Re: [Last-Call] Artart last call review of draft-ietf-anima-asa-guidelines-04

Martin J. Dürst <duerst@xxxxxxxxxxxxxxx> · Tue, 14 Dec 2021 15:59:56 +0900

Hello Brian,

On 2021-12-14 06:17, Brian E Carpenter wrote:
Hi Martin,

Thanks for the careful review. I've inserted a few comments in line
below, but we will take care of all your points in the next version.

Glad to be of help. Sorry most of it sounded pretty unpersonal.

A few comments inline.

Regards
    Brian

On 13-Dec-21 22:36, Martin Dürst via Datatracker wrote:
Reviewer: Martin Dürst
Review result: Ready with Issues

I'm not an expert in autonomous systems, and don't have experience 
reviewing
guideline/operational drafts (as opposed to protocol/format drafts).

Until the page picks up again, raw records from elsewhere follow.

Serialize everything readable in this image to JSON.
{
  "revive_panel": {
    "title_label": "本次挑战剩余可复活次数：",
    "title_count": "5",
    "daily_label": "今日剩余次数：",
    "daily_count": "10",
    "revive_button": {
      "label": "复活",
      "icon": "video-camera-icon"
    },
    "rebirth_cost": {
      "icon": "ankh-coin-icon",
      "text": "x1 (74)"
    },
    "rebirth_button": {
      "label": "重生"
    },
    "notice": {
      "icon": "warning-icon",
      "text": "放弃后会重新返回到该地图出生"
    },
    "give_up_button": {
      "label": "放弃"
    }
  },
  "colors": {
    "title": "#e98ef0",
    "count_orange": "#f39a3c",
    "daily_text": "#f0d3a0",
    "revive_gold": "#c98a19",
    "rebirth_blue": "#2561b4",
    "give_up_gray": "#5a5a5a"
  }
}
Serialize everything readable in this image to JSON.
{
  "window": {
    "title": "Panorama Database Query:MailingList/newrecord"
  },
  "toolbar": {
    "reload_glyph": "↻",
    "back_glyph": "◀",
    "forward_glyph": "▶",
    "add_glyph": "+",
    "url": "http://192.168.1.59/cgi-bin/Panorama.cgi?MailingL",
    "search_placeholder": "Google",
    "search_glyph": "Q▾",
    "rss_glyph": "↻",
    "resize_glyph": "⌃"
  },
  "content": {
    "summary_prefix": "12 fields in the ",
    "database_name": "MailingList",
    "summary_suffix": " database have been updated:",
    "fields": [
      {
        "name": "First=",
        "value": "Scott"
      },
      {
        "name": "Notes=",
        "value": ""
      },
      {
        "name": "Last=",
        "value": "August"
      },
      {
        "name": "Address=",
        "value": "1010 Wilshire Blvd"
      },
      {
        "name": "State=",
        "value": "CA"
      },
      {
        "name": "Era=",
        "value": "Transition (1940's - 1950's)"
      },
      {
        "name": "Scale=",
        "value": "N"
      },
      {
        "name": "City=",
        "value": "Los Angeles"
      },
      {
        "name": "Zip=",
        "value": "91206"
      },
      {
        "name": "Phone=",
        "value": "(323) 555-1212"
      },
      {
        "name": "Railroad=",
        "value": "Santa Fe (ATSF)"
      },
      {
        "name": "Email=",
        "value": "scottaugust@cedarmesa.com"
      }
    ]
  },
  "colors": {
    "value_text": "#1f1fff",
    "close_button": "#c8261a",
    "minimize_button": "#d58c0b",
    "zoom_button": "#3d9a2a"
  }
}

Overall, I'm not completely sure this document is needed. Some of it 
sounds
like very obvious advice (paraphrased: install stuff, then configure 
it, only
then let it run). Other stuff may be covered in much more depth in a 
tutorial
or book about fault-tolerant and real-time systems. A pointer to such
literature might help.

Our impression is that typical network ops people do need such advice.
You're correct that a lot of it is familiar to experts in control systems
with fault tolerance and real time requirements. (Personally I worked on
real time control systems before I got into networking.)

I see, makes sense.

The rest of this review is based on the assumption that the document 
serves an
advisory purpose, and there are enough people supporting its publication.

This document is close to ready, but a few places would benefit from
updated/clarified wording or fixes.

Introduction:
"could be upgraded as an ASA" -> "could be upgraded to an ASA"

Section 3.3:
"This API is intended": Say which API. The last mention ("The GRASP 
API") is
quit a bit away.

The following two sentences overlap very much in content; maybe one of 
them is
unnecessary:
    The format and size
    of the value is not restricted by the protocol, except that it must
    be possible to serialise it for transmission in CBOR [RFC8949],
    subject only to GRASP's maximum message size as discussed in
    Section 5.

    The actual value field of an objective is limited by the GRASP
    protocol definition to any data structure that can be expressed in
    Concise Binary Object Representation (CBOR) [RFC8949].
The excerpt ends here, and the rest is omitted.